Greenpeace spokesperson Niall Sookoo told the BBC News website he was still trying to establish whether the conditions of her release allowed her to leave Russia.
He added that he expected other detainees to be released within days, as Russian legal procedures were followed.
The thirty were detained on charges of hooliganism after taking part in a protest at an Arctic offshore oil rig operated by the Russian company Gazprom.
This case has been unpredictable from the start, when the Russian reaction was far stronger than Greenpeace expected, the BBC's Daniel Sandford reports from the court.
Dutch nationals Faiza Oulahsen and Mannes Ubels were also granted bail on Wednesday. It was later announced that Swiss activist Marco Weber and Anne Mie Roer Jensen from Denmark had had their applications approved too.
In addition to Ms Paula Maciel, eight other foreign detainees and three Russians were granted bail earlier. However, it was denied to Australian activist Colin Russell.
Three other British activists will have their hearings later this week.
If found guilty they face up to seven years in prison.
Bryan was on the ship as a freelance journalist and videographer.
Ms Harris, 27, who acted as communications officer on the ship, is originally from Devon.
Her father, Cliff Harris, told BBC News it was "fantastic" that his daughter was being bailed. It was still unclear what conditions would be attached to bail, he said.
"It's fantastic to see the sheer delight on her face because you could see how stressed she was," he added.
"She is an emotional girl but I think she held it together really well."
Mr Harris said the family were prepared to go to Russia if Ms Harris was obliged to remain there.
In a letter from prison to a fellow Greenpeace activist in October, quoted by the Torquay Herald Express, the activist wrote: "I dream of the outside world a lot. When I wake I'm sleeping with steel bars digging into my back, facing the same four green walls I've faced for 25 days. That's the hardest time of the day.
"Despite everything that has happened I don't hate Russia, I just want to go home."
John Sauven, executive director of Greenpeace in the UK, said: "Although this process is a long way from being resolved, today's decision by the court to grant bail to Alex will come as a huge relief to her family and friends. Our focus now will be to get the remaining activists released."
"The Arctic 30 still face absurd charges for peacefully protesting against oil drilling in the Arctic," the Greenpeace official added.
The Dutch foreign ministry says the bail ruling for Ms Oulahsen was a positive development.
The eight other people bailed on Tuesday were named as: Miguel Orsi (Argentina), Camila Speziale (Argentina), Paul Ruzycki (Canada), Sini Saarela (Finland), Francesco Pisanu (France), Cristian D'Alessandro (Italy), David Haussman (New Zealand) and Tomasz Dziemianczuk (Poland).

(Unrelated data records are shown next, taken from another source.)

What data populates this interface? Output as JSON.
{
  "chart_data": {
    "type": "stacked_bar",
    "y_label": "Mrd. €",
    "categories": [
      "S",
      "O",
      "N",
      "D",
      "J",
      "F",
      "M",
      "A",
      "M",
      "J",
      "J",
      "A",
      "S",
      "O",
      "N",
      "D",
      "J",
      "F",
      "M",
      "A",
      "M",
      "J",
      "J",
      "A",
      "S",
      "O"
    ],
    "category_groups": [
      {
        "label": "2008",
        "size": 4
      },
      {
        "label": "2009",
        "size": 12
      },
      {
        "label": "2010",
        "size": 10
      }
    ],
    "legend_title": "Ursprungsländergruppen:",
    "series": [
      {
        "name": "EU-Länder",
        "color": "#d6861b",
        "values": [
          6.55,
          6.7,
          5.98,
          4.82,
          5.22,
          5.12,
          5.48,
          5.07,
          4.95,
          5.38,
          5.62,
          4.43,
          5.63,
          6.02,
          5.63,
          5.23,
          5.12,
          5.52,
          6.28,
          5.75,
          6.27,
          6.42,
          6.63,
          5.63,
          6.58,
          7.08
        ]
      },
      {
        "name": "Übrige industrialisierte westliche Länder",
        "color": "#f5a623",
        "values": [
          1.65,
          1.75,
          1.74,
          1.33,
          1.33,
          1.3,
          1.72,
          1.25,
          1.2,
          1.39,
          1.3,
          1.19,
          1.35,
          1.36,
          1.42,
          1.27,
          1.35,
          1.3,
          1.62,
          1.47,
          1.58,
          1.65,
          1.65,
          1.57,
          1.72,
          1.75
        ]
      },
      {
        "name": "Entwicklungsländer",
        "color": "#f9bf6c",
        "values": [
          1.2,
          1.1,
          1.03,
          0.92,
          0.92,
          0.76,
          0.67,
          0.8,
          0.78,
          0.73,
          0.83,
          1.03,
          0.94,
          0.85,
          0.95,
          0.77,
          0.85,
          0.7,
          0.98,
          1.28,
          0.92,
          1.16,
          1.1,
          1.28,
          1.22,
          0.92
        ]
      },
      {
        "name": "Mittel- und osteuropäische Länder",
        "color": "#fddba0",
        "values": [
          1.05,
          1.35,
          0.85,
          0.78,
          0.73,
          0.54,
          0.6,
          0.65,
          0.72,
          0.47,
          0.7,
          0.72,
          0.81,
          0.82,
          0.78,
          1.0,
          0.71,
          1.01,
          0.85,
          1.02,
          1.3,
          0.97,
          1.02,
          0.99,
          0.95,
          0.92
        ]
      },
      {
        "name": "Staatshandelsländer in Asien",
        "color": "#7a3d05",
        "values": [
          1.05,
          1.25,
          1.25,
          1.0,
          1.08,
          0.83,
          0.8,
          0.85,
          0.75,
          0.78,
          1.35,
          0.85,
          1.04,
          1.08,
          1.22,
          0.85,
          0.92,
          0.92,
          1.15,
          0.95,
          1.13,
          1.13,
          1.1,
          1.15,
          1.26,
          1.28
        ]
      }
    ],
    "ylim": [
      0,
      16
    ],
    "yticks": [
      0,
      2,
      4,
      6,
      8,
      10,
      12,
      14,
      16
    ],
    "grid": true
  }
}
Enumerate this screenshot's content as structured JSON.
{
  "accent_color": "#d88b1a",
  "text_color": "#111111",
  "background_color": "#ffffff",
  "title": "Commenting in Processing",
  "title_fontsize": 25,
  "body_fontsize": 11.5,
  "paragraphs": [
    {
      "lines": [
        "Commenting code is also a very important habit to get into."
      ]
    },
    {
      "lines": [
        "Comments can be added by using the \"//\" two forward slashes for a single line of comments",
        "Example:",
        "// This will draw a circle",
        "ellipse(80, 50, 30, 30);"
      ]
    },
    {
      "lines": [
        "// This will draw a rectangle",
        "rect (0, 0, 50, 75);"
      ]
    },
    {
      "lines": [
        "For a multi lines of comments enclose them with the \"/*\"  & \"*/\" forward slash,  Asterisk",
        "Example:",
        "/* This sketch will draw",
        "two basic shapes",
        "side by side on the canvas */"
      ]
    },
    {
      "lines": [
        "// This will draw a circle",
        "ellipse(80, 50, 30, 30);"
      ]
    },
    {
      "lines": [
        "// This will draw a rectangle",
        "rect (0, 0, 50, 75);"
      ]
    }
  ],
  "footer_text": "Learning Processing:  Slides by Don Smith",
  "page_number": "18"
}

On Monday, Russian national Yekaterina Zaspa, who served as medical crew on the ship, was bailed along with photographer Denis Sinyakov and activist Andrey Allakhverdov.

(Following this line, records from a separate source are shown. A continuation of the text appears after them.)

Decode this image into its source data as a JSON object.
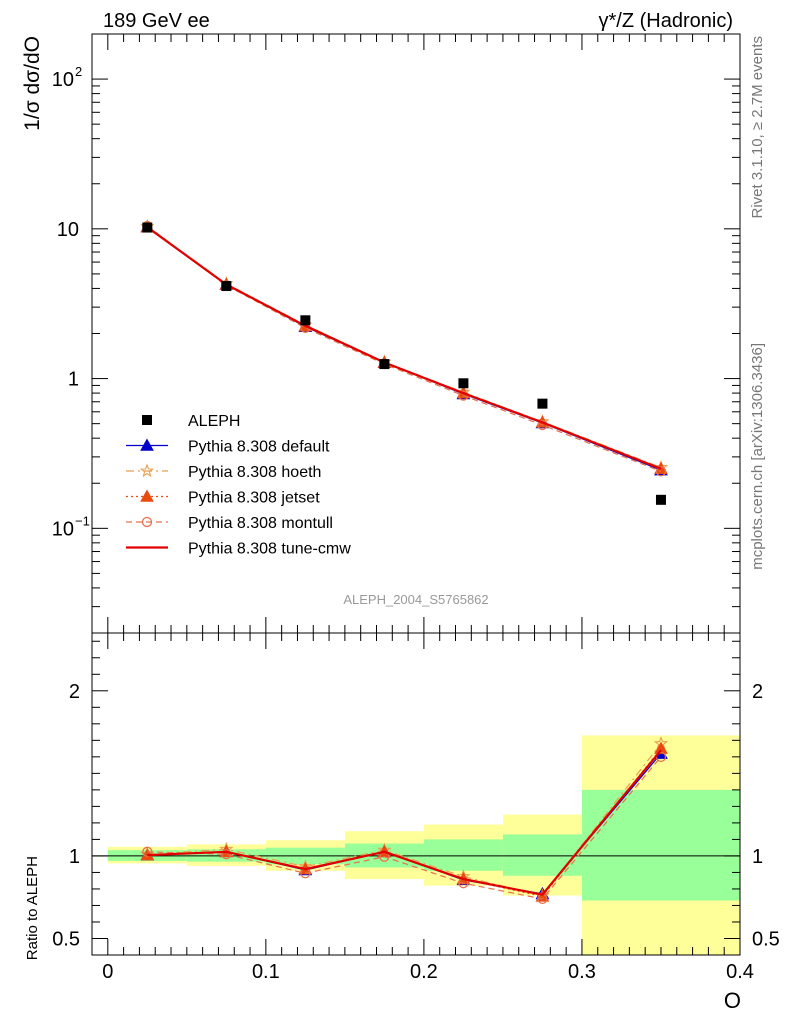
{
  "header": {
    "left_title": "189 GeV ee",
    "right_title": "γ*/Z (Hadronic)"
  },
  "side_text": {
    "rivet": "Rivet 3.1.10, ≥ 2.7M events",
    "mcplots": "mcplots.cern.ch [arXiv:1306.3436]"
  },
  "chart_data": [
    {
      "type": "line",
      "ylabel": "1/σ  dσ/dO",
      "yscale": "log",
      "ylim": [
        0.02,
        200
      ],
      "xlim": [
        -0.01,
        0.4
      ],
      "watermark": "ALEPH_2004_S5765862",
      "legend_position": "lower-left",
      "y_ticks": [
        {
          "value": 100,
          "label": "10",
          "sup": "2"
        },
        {
          "value": 10,
          "label": "10",
          "sup": ""
        },
        {
          "value": 1,
          "label": "1",
          "sup": ""
        },
        {
          "value": 0.1,
          "label": "10",
          "sup": "−1"
        }
      ],
      "data": {
        "name": "ALEPH",
        "x": [
          0.025,
          0.075,
          0.125,
          0.175,
          0.225,
          0.275,
          0.35
        ],
        "y": [
          10.2,
          4.15,
          2.45,
          1.25,
          0.93,
          0.68,
          0.155
        ]
      },
      "series": [
        {
          "name": "Pythia 8.308 default",
          "color": "#0000cc",
          "dash": "",
          "width": 1.2,
          "marker": "tri",
          "fill": "#0000cc",
          "y": [
            10.3,
            4.25,
            2.22,
            1.28,
            0.79,
            0.505,
            0.245
          ]
        },
        {
          "name": "Pythia 8.308 hoeth",
          "color": "#e8a050",
          "dash": "8 4 2 4",
          "width": 1.2,
          "marker": "star",
          "fill": "none",
          "y": [
            10.35,
            4.3,
            2.28,
            1.29,
            0.81,
            0.515,
            0.255
          ]
        },
        {
          "name": "Pythia 8.308 jetset",
          "color": "#e84a10",
          "dash": "2 3",
          "width": 1.2,
          "marker": "tri",
          "fill": "#e84a10",
          "y": [
            10.25,
            4.25,
            2.24,
            1.28,
            0.8,
            0.51,
            0.25
          ]
        },
        {
          "name": "Pythia 8.308 montull",
          "color": "#e8704a",
          "dash": "6 4",
          "width": 1.2,
          "marker": "circ",
          "fill": "none",
          "y": [
            10.45,
            4.2,
            2.18,
            1.25,
            0.77,
            0.49,
            0.24
          ]
        },
        {
          "name": "Pythia 8.308 tune-cmw",
          "color": "#e00000",
          "dash": "",
          "width": 2.2,
          "marker": "none",
          "fill": "none",
          "y": [
            10.25,
            4.25,
            2.25,
            1.28,
            0.8,
            0.51,
            0.25
          ]
        }
      ]
    },
    {
      "type": "line",
      "xlabel": "O",
      "ylabel": "Ratio to ALEPH",
      "ylim": [
        0.4,
        2.35
      ],
      "xlim": [
        -0.01,
        0.4
      ],
      "x_ticks": [
        {
          "value": 0,
          "label": "0"
        },
        {
          "value": 0.1,
          "label": "0.1"
        },
        {
          "value": 0.2,
          "label": "0.2"
        },
        {
          "value": 0.3,
          "label": "0.3"
        },
        {
          "value": 0.4,
          "label": "0.4"
        }
      ],
      "y_ticks": [
        {
          "value": 2,
          "label": "2"
        },
        {
          "value": 1,
          "label": "1"
        },
        {
          "value": 0.5,
          "label": "0.5"
        }
      ],
      "bands": [
        {
          "x0": 0.0,
          "x1": 0.05,
          "y0": 0.955,
          "y1": 1.055,
          "inner_y0": 0.97,
          "inner_y1": 1.035
        },
        {
          "x0": 0.05,
          "x1": 0.1,
          "y0": 0.94,
          "y1": 1.07,
          "inner_y0": 0.965,
          "inner_y1": 1.04
        },
        {
          "x0": 0.1,
          "x1": 0.15,
          "y0": 0.91,
          "y1": 1.095,
          "inner_y0": 0.95,
          "inner_y1": 1.05
        },
        {
          "x0": 0.15,
          "x1": 0.2,
          "y0": 0.86,
          "y1": 1.15,
          "inner_y0": 0.93,
          "inner_y1": 1.075
        },
        {
          "x0": 0.2,
          "x1": 0.25,
          "y0": 0.82,
          "y1": 1.19,
          "inner_y0": 0.91,
          "inner_y1": 1.1
        },
        {
          "x0": 0.25,
          "x1": 0.3,
          "y0": 0.76,
          "y1": 1.25,
          "inner_y0": 0.88,
          "inner_y1": 1.13
        },
        {
          "x0": 0.3,
          "x1": 0.4,
          "y0": 0.4,
          "y1": 1.73,
          "inner_y0": 0.73,
          "inner_y1": 1.4
        }
      ],
      "reference": 1,
      "series": [
        {
          "name": "Pythia 8.308 default",
          "y": [
            1.005,
            1.025,
            0.915,
            1.025,
            0.855,
            0.77,
            1.62
          ]
        },
        {
          "name": "Pythia 8.308 hoeth",
          "y": [
            1.01,
            1.04,
            0.935,
            1.035,
            0.875,
            0.76,
            1.68
          ]
        },
        {
          "name": "Pythia 8.308 jetset",
          "y": [
            1.005,
            1.025,
            0.92,
            1.025,
            0.86,
            0.755,
            1.65
          ]
        },
        {
          "name": "Pythia 8.308 montull",
          "y": [
            1.025,
            1.01,
            0.895,
            0.995,
            0.835,
            0.74,
            1.6
          ]
        },
        {
          "name": "Pythia 8.308 tune-cmw",
          "y": [
            1.005,
            1.025,
            0.92,
            1.025,
            0.86,
            0.765,
            1.64
          ]
        }
      ]
    }
  ]
}
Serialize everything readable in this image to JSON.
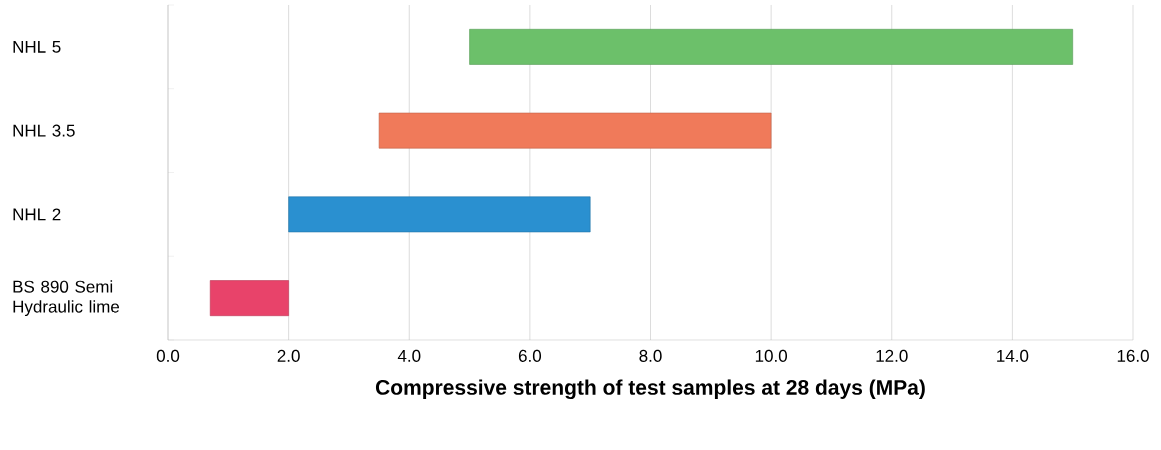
{
  "chart_data": {
    "type": "bar",
    "orientation": "horizontal",
    "categories": [
      "NHL 5",
      "NHL 3.5",
      "NHL 2",
      "BS 890 Semi Hydraulic lime"
    ],
    "base": [
      5.0,
      3.5,
      2.0,
      0.7
    ],
    "values": [
      10.0,
      6.5,
      5.0,
      1.3
    ],
    "colors": [
      "#6cc06a",
      "#f07a5a",
      "#2a90d0",
      "#e8436a"
    ],
    "xlabel": "Compressive strength of test samples at 28 days (MPa)",
    "xlim": [
      0,
      16
    ],
    "xticks": [
      {
        "value": 0,
        "label": "0.0"
      },
      {
        "value": 2,
        "label": "2.0"
      },
      {
        "value": 4,
        "label": "4.0"
      },
      {
        "value": 6,
        "label": "6.0"
      },
      {
        "value": 8,
        "label": "8.0"
      },
      {
        "value": 10,
        "label": "10.0"
      },
      {
        "value": 12,
        "label": "12.0"
      },
      {
        "value": 14,
        "label": "14.0"
      },
      {
        "value": 16,
        "label": "16.0"
      }
    ],
    "grid": "x"
  }
}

Bail of 2m roubles ($61,000, £38,000) was stipulated for each detainee.
Mr Russell, 59, who acted as the ship's radio operator, was ordered to remain in pre-trial detention until 24 February.
Saying it was "baffled" by the decision, Greenpeace said it would appeal and hoped Mr Russell would be given bail like the others.
A spokesperson for Australian Foreign Affairs Minister Julie Bishop said she was concerned about his case and monitoring it closely, the Canberra Times reports.